Wozu brauchen wir Pfingsten?

4. Dass wir unseres Glaubens froh und gewiss werden! Paulus sagt es so: "Der geistliche Mensch beurteilt alles und wird doch selber von niemandem beurteilt. Wir aber haben Christi Sinn!“ Wir haben! Punkt. Paulus redet in beeindruckender Glaubensgewissheit. Vielleicht erschreckt sie uns auch ein wenig. Unangenehm erleben wir doch christliche Zeitgenossen, die die Wahrheit haben und ganz genau wissen, wo die anderen falsch liegen und was ihnen fehlt. Da ist dann kein Fragen mehr möglich, kein Austausch, kein gemeinsames Suchen. Dann ist alles schon klar. Es gibt eine Glaubensgewissheit, die Gott im Be-Griff haben möchte und nicht mehr weiß, dass Gott größer ist, als die Worte und Begriffe, in denen wir von ihm reden.
Und doch: Ist nicht in mir auch diese Sehnsucht nach mehr Glaubensgewissheit? Das möchte ich auch können: ehrlich und fröhlich von meinem Glauben reden und nicht rot werden, wenn Freunde oder Arbeitskollegen mich auf mein Christ-sein ansprechen. Wie komme ich zu dieser fröhlichen Glaubensgewissheit? Ich kann sie mir nicht einreden. Andere können sie mir nicht einreden. Ich kann nur staunen, wenn Gottes Geist sich mir vergewissert, so dass ich alles beurteilen kann: also Gottes rettendes und helfendes handeln in Jesus begreifen und annehmen.
In dieser Gewissheit, die Gottes Geist wirkt, liegt eine gehörige Portion Unabhängigkeit vom Reden und Urteilen der Leute. Wie schnell kann uns doch ein kritisches und spöttelndes Wort der anderen unsicher machen! Nicht dass wir uns berechtigter Kritik entziehen sollen, aber wir lassen uns nicht einfach die Maßstäbe vorschreiben, die der Sache des Glaubens unangemessen sind. Da schrieb ein Spötter auf ein großes Plakat: "Gott ist tot. Nietzsche." Und ein geisterfüllter Christ ließ sich nicht einschüchtern und schrieb darunter: "Nietzsche ist tot. Gott" Wo Gottes Geist sein Wesen treibt, da wächst die Gewissheit im Glauben und da wartet auf uns auch diese Erfahrung: Mir entfällt der Mut, aber er hilft meiner Schwachheit auf. Mein Gebet erlahmt in Zweifeln und Ängsten, aber der Geist betet in mir.

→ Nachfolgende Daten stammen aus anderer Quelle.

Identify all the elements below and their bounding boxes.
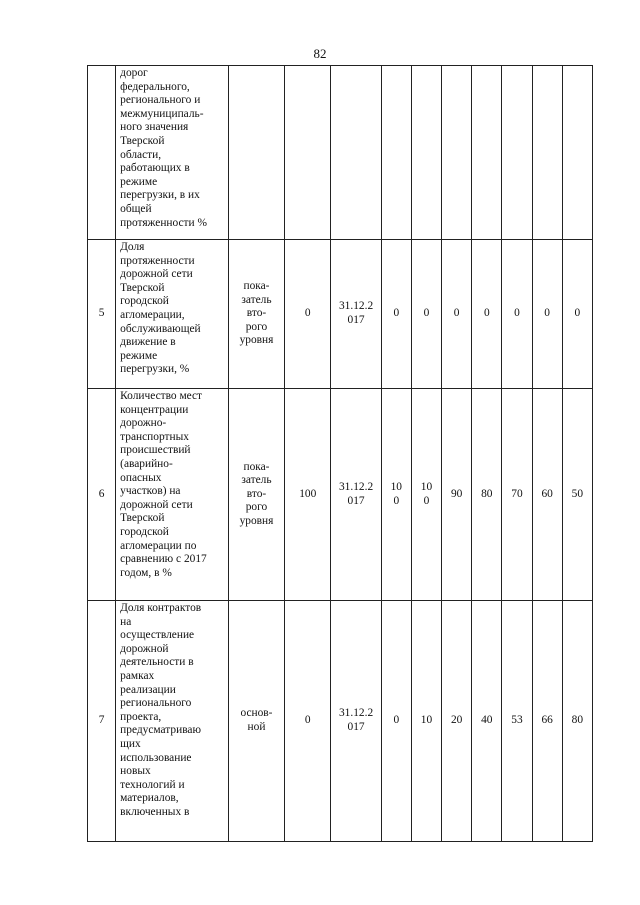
year-value-cell <box>532 66 562 240</box>
base-value-cell: 0 <box>285 240 331 389</box>
table-row <box>88 601 593 842</box>
year-value-cell: 0 <box>411 240 441 389</box>
indicator-description-cell: Доля протяженности дорожной сети Тверской городской агломерации, обслуживающей движение в режиме перегрузки, % <box>116 240 229 389</box>
indicator-type-cell: пока- затель вто- рого уровня <box>228 240 284 389</box>
table-row <box>88 240 593 389</box>
row-number-cell: 5 <box>88 240 116 389</box>
year-value-cell: 40 <box>472 601 502 842</box>
year-value-cell <box>411 66 441 240</box>
year-value-cell: 66 <box>532 601 562 842</box>
table-row <box>88 66 593 240</box>
year-value-cell: 80 <box>562 601 592 842</box>
base-value-cell: 0 <box>285 601 331 842</box>
indicator-description-cell: Количество мест концентрации дорожно- транспортных происшествий (аварийно- опасных участков) на дорожной сети Тверской городской агломерации по сравнению с 2017 годом, в % <box>116 389 229 601</box>
year-value-cell: 53 <box>502 601 532 842</box>
page-number: 82 <box>313 46 327 61</box>
table-row <box>88 389 593 601</box>
year-value-cell <box>502 66 532 240</box>
year-value-cell: 0 <box>502 240 532 389</box>
year-value-cell: 70 <box>502 389 532 601</box>
indicator-table <box>87 65 593 842</box>
year-value-cell: 0 <box>381 240 411 389</box>
year-value-cell <box>562 66 592 240</box>
indicator-description-cell: Доля контрактов на осуществление дорожной деятельности в рамках реализации регионального проекта, предусматриваю щих использование новых технологий и материалов, включенных в <box>116 601 229 842</box>
year-value-cell: 60 <box>532 389 562 601</box>
year-value-cell: 50 <box>562 389 592 601</box>
year-value-cell: 10 0 <box>411 389 441 601</box>
year-value-cell <box>472 66 502 240</box>
year-value-cell: 20 <box>442 601 472 842</box>
indicator-type-cell: основ- ной <box>228 601 284 842</box>
year-value-cell <box>381 66 411 240</box>
year-value-cell: 0 <box>472 240 502 389</box>
year-value-cell: 10 0 <box>381 389 411 601</box>
year-value-cell: 0 <box>562 240 592 389</box>
year-value-cell: 10 <box>411 601 441 842</box>
year-value-cell: 0 <box>381 601 411 842</box>
year-value-cell: 0 <box>532 240 562 389</box>
row-number-cell <box>88 66 116 240</box>
indicator-type-cell <box>228 66 284 240</box>
base-date-cell: 31.12.2 017 <box>331 601 381 842</box>
base-value-cell: 100 <box>285 389 331 601</box>
base-date-cell: 31.12.2 017 <box>331 389 381 601</box>
indicator-description-cell: дорог федерального, регионального и межмуниципаль- ного значения Тверской области, работающих в режиме перегрузки, в их общей протяженности % <box>116 66 229 240</box>
base-date-cell <box>331 66 381 240</box>
year-value-cell: 80 <box>472 389 502 601</box>
base-value-cell <box>285 66 331 240</box>
row-number-cell: 6 <box>88 389 116 601</box>
base-date-cell: 31.12.2 017 <box>331 240 381 389</box>
year-value-cell: 90 <box>442 389 472 601</box>
indicator-type-cell: пока- затель вто- рого уровня <box>228 389 284 601</box>
year-value-cell <box>442 66 472 240</box>
year-value-cell: 0 <box>442 240 472 389</box>
row-number-cell: 7 <box>88 601 116 842</box>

Wozu wir Pfingsten brauchen?

Damit wir wieder wissen, wie sehr wir Gottes Geist brauchen. Er hilft uns unterscheiden  den Geist der Welt und den Geist aus Gott. Er macht uns Gott bekannt. Er weckt Freude an dem, was Gott schenkt und er macht uns des Glaubens gewiss. So wollen wir bitten: Komm heiliger Geist und erfüll die Herzen deiner Gläubigen und entzünd in ihnen das Feuer deiner Liebe.